Controlling your calendar

Is your calendar preventing you from being productive?

Studies suggest it can take over 23 minutes to get back on track after you have been distracted from a task. This is why you need large blocks of uninterrupted time to get meaningful work done. But this is impossible if your calendar is poorly organized and peppered with meetings.

Fortunately, by taking 3 simple steps, you can regain control over your calendar and optimize it for productive work.

Step 1. Reviewing obligations

The first step is to calculate how much of the week is yours to control. 

Begin by counting how long you spend in unavoidable meetings. To make this easier, skip a few weeks ahead in your calendar to see all the recurring appointments.

Next, assign time for email and task scheduling. One hour per day should be more than enough if you’re batching your emails. I would allow another four hours (or 10% of your week) for miscellaneous stuff. Finally give yourself a lunch break to avoid burn-out.

Here’s what the finally tally might look like:

Notice that we’re down to 45% of our working week and we haven’t done anything meaningful yet. This shows why it’s important to be crystal clear what you do with your discretionary time.

Step 2. Splitting time between tasks

You probably have more than one important thing to get done. These tasks must fit into your remaining discretionary time.

Decide on a percentage split between your projects, based on their relative importance. Don’t fret about this – it’s easy to change later.

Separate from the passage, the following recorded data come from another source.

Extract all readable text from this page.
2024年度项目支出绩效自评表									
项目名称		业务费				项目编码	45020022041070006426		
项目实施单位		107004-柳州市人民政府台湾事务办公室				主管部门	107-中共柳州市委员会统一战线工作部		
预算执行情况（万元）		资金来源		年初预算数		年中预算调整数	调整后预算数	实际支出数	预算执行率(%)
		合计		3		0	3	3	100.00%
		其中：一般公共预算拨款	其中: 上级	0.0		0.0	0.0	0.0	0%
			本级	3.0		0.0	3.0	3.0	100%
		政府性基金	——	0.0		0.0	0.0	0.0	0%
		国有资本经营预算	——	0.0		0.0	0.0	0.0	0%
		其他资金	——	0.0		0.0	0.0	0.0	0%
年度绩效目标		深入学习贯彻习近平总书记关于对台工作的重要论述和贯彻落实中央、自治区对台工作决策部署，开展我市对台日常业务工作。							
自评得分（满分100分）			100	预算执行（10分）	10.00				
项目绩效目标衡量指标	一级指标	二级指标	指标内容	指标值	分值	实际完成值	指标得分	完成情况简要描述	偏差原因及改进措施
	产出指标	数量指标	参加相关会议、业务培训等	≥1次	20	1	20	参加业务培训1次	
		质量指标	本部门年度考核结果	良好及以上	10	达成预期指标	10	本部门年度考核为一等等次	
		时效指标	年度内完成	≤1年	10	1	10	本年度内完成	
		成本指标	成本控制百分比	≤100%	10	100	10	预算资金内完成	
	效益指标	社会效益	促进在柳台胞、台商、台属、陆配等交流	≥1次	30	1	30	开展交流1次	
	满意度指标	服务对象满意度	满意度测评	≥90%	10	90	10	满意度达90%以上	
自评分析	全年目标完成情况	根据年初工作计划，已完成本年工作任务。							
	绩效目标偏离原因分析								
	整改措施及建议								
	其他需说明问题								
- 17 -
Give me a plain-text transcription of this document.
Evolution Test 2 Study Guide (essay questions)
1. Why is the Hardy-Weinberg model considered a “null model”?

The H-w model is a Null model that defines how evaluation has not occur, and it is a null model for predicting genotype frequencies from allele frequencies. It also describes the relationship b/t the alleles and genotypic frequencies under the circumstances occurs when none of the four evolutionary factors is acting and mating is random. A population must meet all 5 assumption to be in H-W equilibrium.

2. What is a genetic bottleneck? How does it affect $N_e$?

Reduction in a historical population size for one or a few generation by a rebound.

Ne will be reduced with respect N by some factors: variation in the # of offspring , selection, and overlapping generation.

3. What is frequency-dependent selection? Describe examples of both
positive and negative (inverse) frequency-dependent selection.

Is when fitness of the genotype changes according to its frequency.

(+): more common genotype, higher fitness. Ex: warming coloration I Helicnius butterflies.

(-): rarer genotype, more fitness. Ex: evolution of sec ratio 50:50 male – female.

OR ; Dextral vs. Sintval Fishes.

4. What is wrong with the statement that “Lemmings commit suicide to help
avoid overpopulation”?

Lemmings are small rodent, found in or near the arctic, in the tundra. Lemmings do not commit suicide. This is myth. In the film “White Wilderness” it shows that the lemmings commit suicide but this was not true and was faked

After completing this step, your time plan might look like this:

Notice how Project 2 is the most important, yet it only gets 25% of your week. We all have less time than we think. It’s not only celebrities that need to say no.

Step 3. Reshape your calendar

Now the tricky part. We’ve established our goal for the week, but converting that into reality can be difficult.

Again, it’s best to look at your calendar several weeks ahead to see what ‘normal’ looks like. Here’s an example:

Table showing the working week

We now need to book appointments to get your work done. Where possible, reschedule recurring meetings to create larger blocks of free time. This may be achievable for one-to-one meetings; less so for group conference calls.

The image below shows our week with a couple of meetings shifted.

Table showing the working week with meetings shifted closer to each other

Now block out time for your tasks. Aim for large chunks of two to three hours to get serious work done. I like to put my most important task in the mornings. This increases the chance it gets done, despite what the day throws at me.

Save the miscellaneous task until last, because it’s the least important and can be chopped up to fill gaps.

The image below shows the final schedule. Every hour is accounted for.

Table showing a working week with every hour filled

Coping with real life

The schedule we just created is your ideal week. Unfortunately, you won’t have an ideal week. People will want to meet with you, last minute things will crop up.

You’re going to have to adapt. When unavoidable meetings arise, resize your time blocks to accommodate. Retain the percentage split among your top priorities as best you can.

But regardless what happens, by following this approach you’ve started from a position of strength. You know what you want to achieve. Curveballs will impact this, but it’s a damn sight better than beginning with a blank slate and seeing what happens.

Take control of your calendar today and unleash your full potential.